Saturday, January 21, 2017

Davos 2017: Self-Interest Self-Destructing

When the sheeple are free-basing junk food and junk culture with a desperation that would make a hardened junkie appear healthy, the robber barons can get away with literally everything. Voila...

FULL DISCLOSURE: were it not for Wall Street bailouts, intra-generational theft, money printing, serial asset bubbles, and ponzi borrowing, this shit show would have ended in 2008. But instead we get to endure generation Madoff making ever more feeble excuses for why the status quo is working perfectly fine. For them. Fuck everyone else. 

This week, Oxfam announced that a mere eight men now own more wealth than half of the entire world.
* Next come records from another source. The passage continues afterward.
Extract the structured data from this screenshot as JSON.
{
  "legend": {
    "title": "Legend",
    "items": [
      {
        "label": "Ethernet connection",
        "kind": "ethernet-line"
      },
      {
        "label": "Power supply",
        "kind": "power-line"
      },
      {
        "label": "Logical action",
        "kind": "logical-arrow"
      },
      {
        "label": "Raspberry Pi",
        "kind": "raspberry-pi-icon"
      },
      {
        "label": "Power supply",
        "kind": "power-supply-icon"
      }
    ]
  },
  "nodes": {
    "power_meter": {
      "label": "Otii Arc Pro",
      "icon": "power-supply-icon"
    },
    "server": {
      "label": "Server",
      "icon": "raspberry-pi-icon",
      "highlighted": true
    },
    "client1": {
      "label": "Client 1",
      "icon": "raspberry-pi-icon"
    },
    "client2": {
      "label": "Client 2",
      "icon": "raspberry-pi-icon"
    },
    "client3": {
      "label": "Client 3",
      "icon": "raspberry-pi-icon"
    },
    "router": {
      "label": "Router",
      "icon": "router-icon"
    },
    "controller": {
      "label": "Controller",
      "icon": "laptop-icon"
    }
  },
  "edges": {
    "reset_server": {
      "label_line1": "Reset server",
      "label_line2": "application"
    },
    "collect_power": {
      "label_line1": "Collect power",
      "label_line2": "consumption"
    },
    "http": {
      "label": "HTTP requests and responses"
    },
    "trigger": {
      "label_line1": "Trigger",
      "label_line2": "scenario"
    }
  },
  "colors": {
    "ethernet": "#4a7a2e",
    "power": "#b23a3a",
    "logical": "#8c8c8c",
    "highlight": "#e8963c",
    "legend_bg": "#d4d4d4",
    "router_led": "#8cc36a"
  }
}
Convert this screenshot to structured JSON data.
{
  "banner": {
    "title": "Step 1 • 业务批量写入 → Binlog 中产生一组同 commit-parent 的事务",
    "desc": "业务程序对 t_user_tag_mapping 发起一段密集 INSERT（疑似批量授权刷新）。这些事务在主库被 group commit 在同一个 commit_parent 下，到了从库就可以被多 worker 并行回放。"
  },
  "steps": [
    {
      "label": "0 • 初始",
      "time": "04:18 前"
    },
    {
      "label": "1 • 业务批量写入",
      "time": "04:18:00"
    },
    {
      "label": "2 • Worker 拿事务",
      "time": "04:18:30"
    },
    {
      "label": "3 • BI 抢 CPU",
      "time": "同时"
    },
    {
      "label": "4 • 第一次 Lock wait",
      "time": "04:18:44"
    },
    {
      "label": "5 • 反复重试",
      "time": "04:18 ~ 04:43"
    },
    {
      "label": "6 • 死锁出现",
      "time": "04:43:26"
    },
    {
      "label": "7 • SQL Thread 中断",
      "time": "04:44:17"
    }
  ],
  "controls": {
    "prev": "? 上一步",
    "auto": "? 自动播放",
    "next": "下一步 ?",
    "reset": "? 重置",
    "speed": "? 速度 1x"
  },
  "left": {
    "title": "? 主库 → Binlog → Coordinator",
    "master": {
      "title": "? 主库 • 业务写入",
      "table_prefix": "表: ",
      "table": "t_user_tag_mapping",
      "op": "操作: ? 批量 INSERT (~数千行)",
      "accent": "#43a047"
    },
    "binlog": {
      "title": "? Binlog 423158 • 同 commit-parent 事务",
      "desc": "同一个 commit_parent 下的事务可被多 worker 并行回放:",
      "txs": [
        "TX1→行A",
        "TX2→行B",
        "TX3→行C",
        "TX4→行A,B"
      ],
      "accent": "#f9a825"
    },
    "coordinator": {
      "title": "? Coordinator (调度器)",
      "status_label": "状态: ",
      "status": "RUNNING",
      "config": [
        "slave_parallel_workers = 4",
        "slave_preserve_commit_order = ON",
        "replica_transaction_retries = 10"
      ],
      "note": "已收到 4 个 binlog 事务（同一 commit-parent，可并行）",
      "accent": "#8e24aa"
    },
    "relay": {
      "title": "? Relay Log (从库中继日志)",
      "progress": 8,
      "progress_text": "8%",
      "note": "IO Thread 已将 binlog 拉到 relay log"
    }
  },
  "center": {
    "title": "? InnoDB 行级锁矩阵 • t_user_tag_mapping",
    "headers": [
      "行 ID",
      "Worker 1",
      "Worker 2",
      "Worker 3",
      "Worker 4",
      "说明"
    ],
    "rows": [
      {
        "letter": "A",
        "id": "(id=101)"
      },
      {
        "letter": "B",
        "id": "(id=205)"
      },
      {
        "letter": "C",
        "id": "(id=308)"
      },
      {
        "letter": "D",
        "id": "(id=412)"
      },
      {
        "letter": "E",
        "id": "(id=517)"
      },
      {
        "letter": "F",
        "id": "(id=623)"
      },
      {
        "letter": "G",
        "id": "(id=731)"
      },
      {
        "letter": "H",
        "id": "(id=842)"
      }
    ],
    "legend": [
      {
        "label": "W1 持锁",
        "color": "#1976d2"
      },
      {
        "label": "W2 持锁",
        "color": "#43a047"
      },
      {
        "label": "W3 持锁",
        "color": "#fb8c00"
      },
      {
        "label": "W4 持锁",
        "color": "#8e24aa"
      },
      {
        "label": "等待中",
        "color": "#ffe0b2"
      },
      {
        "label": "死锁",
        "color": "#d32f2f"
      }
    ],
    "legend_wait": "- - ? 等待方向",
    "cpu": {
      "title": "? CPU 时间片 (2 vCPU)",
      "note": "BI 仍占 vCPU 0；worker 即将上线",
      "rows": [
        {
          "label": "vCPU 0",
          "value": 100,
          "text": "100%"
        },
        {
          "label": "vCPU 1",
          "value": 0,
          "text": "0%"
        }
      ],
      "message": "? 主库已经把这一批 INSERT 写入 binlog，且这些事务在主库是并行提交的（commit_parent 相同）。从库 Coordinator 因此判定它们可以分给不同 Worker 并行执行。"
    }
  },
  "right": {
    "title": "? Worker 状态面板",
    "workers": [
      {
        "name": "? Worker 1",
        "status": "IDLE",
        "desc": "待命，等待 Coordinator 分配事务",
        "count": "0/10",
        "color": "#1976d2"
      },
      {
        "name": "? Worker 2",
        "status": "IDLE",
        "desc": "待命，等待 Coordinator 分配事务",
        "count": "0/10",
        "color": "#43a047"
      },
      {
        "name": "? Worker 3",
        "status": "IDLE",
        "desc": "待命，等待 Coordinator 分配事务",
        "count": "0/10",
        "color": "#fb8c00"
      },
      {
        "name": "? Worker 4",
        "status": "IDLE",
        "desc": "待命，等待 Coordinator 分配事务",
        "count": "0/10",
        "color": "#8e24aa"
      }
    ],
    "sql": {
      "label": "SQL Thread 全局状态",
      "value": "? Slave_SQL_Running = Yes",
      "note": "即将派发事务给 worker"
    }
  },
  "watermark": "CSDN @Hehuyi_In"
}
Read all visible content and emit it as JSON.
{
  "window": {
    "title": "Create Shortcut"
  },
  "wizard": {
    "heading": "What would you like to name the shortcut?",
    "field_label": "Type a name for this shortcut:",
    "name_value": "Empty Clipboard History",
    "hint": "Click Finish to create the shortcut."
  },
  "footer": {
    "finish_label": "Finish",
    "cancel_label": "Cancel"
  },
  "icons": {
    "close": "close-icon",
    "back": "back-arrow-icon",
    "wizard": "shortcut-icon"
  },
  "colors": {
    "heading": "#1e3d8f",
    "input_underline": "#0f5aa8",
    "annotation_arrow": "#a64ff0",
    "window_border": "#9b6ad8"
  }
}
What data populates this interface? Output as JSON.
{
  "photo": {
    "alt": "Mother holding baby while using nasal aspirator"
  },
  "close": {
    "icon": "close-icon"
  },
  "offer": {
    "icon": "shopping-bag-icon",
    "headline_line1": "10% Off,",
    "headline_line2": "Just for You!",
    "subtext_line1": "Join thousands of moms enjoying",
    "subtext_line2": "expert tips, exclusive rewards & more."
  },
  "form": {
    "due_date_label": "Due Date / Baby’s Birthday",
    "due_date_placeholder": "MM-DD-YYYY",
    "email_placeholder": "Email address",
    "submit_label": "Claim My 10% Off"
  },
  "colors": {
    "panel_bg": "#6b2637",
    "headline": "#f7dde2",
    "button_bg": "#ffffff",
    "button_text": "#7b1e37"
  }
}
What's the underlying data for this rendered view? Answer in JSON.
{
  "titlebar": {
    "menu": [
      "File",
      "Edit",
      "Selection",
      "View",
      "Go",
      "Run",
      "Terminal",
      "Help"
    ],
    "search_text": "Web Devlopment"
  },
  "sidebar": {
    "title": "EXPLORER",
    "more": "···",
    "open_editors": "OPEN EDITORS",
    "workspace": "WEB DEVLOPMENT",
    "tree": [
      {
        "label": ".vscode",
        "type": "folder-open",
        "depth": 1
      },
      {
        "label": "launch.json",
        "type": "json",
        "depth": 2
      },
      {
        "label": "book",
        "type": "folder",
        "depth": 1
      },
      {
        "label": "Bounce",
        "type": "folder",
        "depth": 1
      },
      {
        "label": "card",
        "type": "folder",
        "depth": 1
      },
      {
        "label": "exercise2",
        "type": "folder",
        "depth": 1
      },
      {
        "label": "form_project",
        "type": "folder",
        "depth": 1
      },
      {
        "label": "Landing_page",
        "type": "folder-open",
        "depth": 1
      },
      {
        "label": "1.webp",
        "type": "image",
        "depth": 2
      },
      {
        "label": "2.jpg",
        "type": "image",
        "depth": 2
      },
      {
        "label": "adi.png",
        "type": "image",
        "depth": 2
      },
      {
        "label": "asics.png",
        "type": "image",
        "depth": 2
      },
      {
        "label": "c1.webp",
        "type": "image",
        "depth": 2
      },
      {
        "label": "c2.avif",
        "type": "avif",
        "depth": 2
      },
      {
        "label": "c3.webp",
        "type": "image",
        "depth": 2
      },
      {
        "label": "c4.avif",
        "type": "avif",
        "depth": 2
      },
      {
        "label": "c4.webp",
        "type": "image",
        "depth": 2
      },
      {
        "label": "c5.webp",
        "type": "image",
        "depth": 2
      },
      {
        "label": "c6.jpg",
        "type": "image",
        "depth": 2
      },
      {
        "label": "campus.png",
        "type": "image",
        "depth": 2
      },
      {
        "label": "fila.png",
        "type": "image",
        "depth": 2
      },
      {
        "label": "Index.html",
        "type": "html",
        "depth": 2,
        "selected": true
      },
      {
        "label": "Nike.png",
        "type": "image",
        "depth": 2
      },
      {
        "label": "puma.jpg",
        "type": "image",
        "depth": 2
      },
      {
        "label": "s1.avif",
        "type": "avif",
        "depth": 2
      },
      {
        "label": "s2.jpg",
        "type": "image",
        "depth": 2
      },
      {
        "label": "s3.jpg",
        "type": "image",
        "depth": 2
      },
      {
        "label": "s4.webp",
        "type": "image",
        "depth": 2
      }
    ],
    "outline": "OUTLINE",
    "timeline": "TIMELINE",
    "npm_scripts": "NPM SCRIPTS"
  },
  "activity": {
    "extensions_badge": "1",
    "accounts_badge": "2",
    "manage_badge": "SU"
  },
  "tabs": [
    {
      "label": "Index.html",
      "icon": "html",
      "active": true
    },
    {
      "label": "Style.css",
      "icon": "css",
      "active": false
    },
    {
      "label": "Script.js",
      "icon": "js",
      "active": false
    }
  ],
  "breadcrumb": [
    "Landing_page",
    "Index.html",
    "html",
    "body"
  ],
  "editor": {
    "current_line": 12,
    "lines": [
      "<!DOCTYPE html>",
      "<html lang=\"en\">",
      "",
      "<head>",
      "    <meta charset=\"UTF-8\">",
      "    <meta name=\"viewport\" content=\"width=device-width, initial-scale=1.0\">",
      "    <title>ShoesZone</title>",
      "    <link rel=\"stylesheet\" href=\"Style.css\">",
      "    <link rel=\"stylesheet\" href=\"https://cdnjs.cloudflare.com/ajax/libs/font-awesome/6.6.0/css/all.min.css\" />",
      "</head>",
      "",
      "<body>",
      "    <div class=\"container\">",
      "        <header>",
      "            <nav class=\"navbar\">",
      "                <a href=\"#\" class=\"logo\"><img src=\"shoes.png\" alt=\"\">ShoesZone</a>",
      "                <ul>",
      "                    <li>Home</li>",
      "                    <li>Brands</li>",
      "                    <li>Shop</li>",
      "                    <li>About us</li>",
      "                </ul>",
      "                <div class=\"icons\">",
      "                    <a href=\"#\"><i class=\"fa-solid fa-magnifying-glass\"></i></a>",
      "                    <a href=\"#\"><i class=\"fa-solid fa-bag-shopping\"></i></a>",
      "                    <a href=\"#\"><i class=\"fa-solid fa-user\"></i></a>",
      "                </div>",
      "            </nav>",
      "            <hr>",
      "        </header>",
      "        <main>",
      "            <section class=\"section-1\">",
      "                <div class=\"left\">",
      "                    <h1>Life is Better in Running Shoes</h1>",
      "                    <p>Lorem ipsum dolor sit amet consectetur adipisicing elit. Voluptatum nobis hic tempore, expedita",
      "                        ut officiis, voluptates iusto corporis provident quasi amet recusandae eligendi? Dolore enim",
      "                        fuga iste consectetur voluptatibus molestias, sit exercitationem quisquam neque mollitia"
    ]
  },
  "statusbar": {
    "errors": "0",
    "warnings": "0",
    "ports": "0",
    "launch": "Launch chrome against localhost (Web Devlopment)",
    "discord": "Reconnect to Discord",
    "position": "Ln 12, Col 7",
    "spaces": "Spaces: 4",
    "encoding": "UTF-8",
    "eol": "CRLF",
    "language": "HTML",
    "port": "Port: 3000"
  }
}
No surprise, the rejoinder from the apologists for ponzi schemes, aka. The Economist was swift and damning, concluding that the Oxfam study is flawed, because a mere seven men own more wealth than half the world.



Step 1 to arriving at the right figure, exclude all of the "wealthy" Americans who are buried in debt, because they are lucky to be so poor. I didn't write this...

There are, for example, over 21m Americans with a combined wealth of minus $357bn. Only people with relatively good prospects, by global standards, can be so poor

No, you cannot make this shit up. No you can't. 

Therefore, in conclusion:
In valuing the poor’s wealth at $409bn, Oxfam also seems to have committed a rounding error. The figure should be just $384bn...For what it’s worth, $384bn is less than the wealth of the world’s seven richest men. There would be no need to squeeze Michael Bloomberg, the world’s eighth-richest person, into the minivan. That would leave room for the magnificent seven to stretch their legs.

Rule #1, always read to the end of the article wherein even the most bukkake journalists are legally obliged to give up their full retard assumptions and thereby admit that they are as corrupt and goddamned as the day is long. Regardless of how they try to slant the article at the behest of their corporate bitch masters.